Les marchés font abstraction du rapport sur l'emploi

Les marchés

Le marché américain sur l'emploi du mois de décembre était au centre de l'attention des marchés financiers vendredi. Officiellement, le marché de l'emploi a signé en décembre une création nette de 145.000 emplois, après un accroissement inespéré de 256.000 unités en novembre. Le marché avait tablé sur un peu plus. Compte tenu des révisions à la baisse des chiffres d'octobre et novembre, le résultat rapporté pour le mois de décembre était de 29.000 emplois inférieur aux prévisions. En 2019, la création d'emplois s'élevait en moyenne à 176.000 unités par mois. Ce rythme est le plus lent observé depuis 2011, mais n'en reste pas moins méritoire vers la fin d'un long cycle économique. Le taux de chômage américain s'est en effet stabilisé à 3,5%, égalant ainsi le niveau le plus bas relevé depuis la fin des années ’60. En 2011, ce même taux de chômage excédait encore les 9%.
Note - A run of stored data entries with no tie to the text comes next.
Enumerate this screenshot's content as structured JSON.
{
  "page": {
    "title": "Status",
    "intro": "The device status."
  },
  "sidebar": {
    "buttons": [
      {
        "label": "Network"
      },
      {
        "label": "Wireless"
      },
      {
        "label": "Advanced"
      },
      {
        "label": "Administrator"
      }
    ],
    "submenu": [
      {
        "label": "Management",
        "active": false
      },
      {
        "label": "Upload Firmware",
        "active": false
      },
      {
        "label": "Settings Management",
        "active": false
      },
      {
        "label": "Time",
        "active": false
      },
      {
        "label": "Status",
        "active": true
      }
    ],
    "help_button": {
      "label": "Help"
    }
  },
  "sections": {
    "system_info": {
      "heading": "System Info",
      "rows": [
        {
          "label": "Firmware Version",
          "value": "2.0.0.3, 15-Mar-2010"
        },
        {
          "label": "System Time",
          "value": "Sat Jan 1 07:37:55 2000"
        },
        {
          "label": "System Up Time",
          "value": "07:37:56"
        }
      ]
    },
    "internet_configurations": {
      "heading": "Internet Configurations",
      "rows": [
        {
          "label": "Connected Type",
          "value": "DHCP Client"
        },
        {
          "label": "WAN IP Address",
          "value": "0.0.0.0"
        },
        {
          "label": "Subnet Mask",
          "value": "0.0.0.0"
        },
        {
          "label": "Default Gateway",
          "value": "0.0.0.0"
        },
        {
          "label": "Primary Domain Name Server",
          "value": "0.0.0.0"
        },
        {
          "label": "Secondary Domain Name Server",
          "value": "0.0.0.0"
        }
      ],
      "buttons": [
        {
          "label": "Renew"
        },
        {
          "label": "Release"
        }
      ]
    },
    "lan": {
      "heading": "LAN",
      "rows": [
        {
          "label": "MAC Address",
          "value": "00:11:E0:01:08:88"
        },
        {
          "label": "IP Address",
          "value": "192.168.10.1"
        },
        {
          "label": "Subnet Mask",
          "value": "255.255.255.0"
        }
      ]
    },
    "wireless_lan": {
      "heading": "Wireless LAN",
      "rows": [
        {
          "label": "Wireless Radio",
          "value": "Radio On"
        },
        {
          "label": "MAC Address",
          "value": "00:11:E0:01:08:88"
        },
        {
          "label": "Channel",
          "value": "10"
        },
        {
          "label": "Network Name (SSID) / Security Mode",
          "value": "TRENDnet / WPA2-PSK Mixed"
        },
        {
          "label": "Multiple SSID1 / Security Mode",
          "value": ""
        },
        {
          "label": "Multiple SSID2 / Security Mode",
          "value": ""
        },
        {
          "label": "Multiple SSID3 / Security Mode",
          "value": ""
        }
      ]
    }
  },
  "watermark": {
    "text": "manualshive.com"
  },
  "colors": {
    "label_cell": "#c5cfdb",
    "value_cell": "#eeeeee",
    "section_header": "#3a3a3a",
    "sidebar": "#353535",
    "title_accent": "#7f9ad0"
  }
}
Au niveau des secteurs, on épinglera surtout le repli du nombre d'emploi dans l'industrie manufacturière (-12.000 unités). Il s'agit d'un retour à la normale après une forte hausse en novembre (à la fin de la grève de GM), et l'on peut y voir une confirmation de l'image renvoyée par l'extrême faiblesse de l'indicateur ISM reflétant la confiance des directeurs d'achat de l'industrie manufacturière. Le secteur de la construction et les ventes au détail peuvent par contre se targuer d'avoir contribué favorablement au résultat, respectivement grâce aux conditions atmosphériques clémentes et au fait que Thanksgiving tombait tard cette année. En marge de la légère déception créée par l'augmentation du nombre d'emplois, nous pouvons souligner le ralentissement de l'inflation des salaires. En décembre, les salaires ont augmenté de 0,1% en glissement mensuel et de 2,9% en base annuelle. C'est la première fois depuis juillet 2018 que l'augmentation en base annuelle est inférieure à 3%, mais force est d'admettre qu'un effet statistique de base a exercé une influence négative.
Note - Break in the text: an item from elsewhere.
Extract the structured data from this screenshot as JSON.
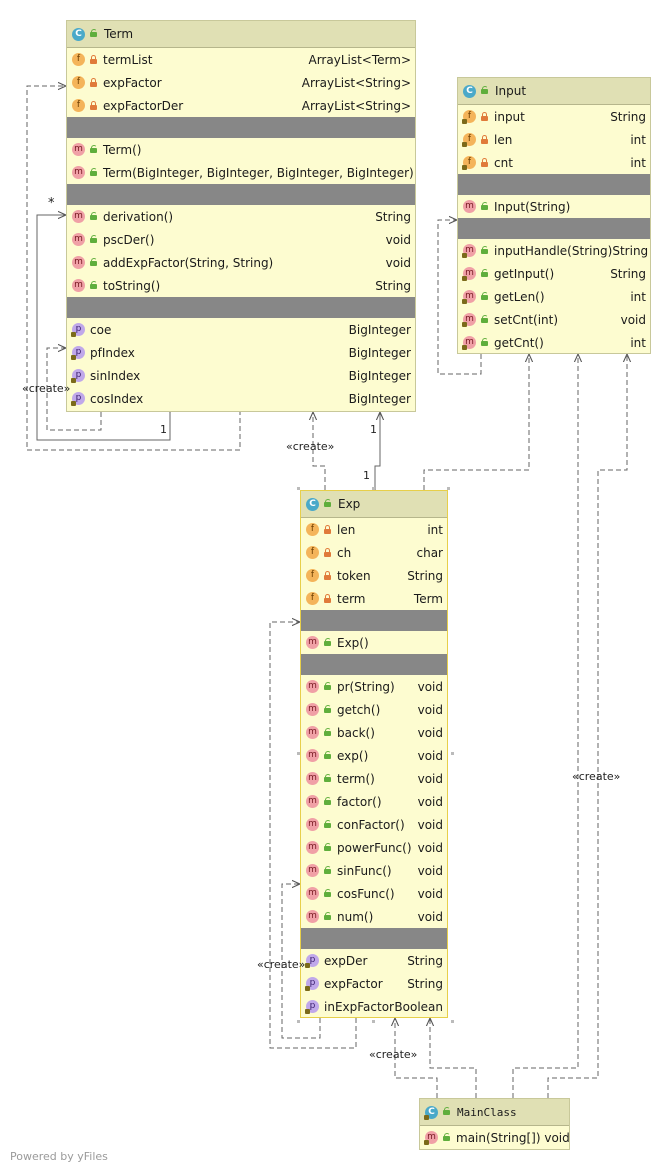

Les marchés ont eu dans un premier temps une réaction typiquement conditionnée, sous la forme d'un recul limité du dollar et des taux d'intérêt américains. Dans les deux cas, le rétablissement est intervenu avec une rapidité frappante. Le différentiel EUR/USD affichait finalement à la clôture une progression marginale (>1,11), tandis que les taux américains n'ont au total perdu que 3 points de base. Il est frappant de voir avec quelle facilité le marché obligataire s'accommode en ce début d'année des indicateurs ISM, du rapport sur l'emploi et du conflit entre les États-Unis et l'Iran. Ce constat laisse à penser que la dynamique haussière du dernier trimestre de l'année dernière n'est pas encore tout à fait à bout de souffle. Tant le taux swap européen à 10 ans (0,23%) que le taux américain à 10 ans (1,94%) se maintiennent à des niveaux proches de leurs seuils de résistance cruciaux.
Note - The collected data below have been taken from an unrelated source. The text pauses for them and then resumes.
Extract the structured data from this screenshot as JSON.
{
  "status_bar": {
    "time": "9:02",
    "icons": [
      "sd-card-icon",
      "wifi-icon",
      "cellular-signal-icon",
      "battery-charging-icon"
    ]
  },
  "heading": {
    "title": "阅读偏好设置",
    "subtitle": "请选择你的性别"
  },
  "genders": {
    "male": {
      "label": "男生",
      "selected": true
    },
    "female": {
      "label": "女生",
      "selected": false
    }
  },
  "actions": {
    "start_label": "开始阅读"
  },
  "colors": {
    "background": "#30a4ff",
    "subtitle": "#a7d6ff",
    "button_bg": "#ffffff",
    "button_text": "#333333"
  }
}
Nous pensons que les marchés se méfient surtout de l'inflation. Que ce soit dans la zone euro ou aux États-Unis, les prévisions à l'égard de l'inflation ont été ramenées l'année dernière à leurs niveaux les plus bas de longue date. Le marché ne s'attend pas vraiment à un regain de l'inflation, et c'est peut-être un tort. Dans l'intervalle, l'inflation de base s'est en effet hissée à pas de loup à 1,3% en base annuelle, le niveau le plus élevé enregistré depuis 2015. Aux États-Unis, le critère favori de la Fed, le "PCE deflator", est inférieur à l'objectif symétrique de 2% mais l'écart par rapport au CPI (plus élevé) se creuse. Les taux d'inflation qui seront publiés demain aux États-Unis pourraient être la prochaine pierre de touche pour les marchés. Les prévisions tablent sur plus de 2% tant pour l'inflation générale (2,4% en base annuelle) que pour l'inflation de base (2,3% en base annuelle). On remarque aussi que la progression de l'inflation se fait plus structurelle, un constat que l'on attribuera à l'inflation des services. Il s'agit là d'une conséquence directe de l'évolution favorable des salaires à laquelle on a assisté ces dernières années.

Mathias Van der Jeugt, salle des marchés KBC

Le taux américain à 10 ans tient bon aux alentours de son seuil de résistance de 1,94%. Se méfie-t-il des taux d'inflation?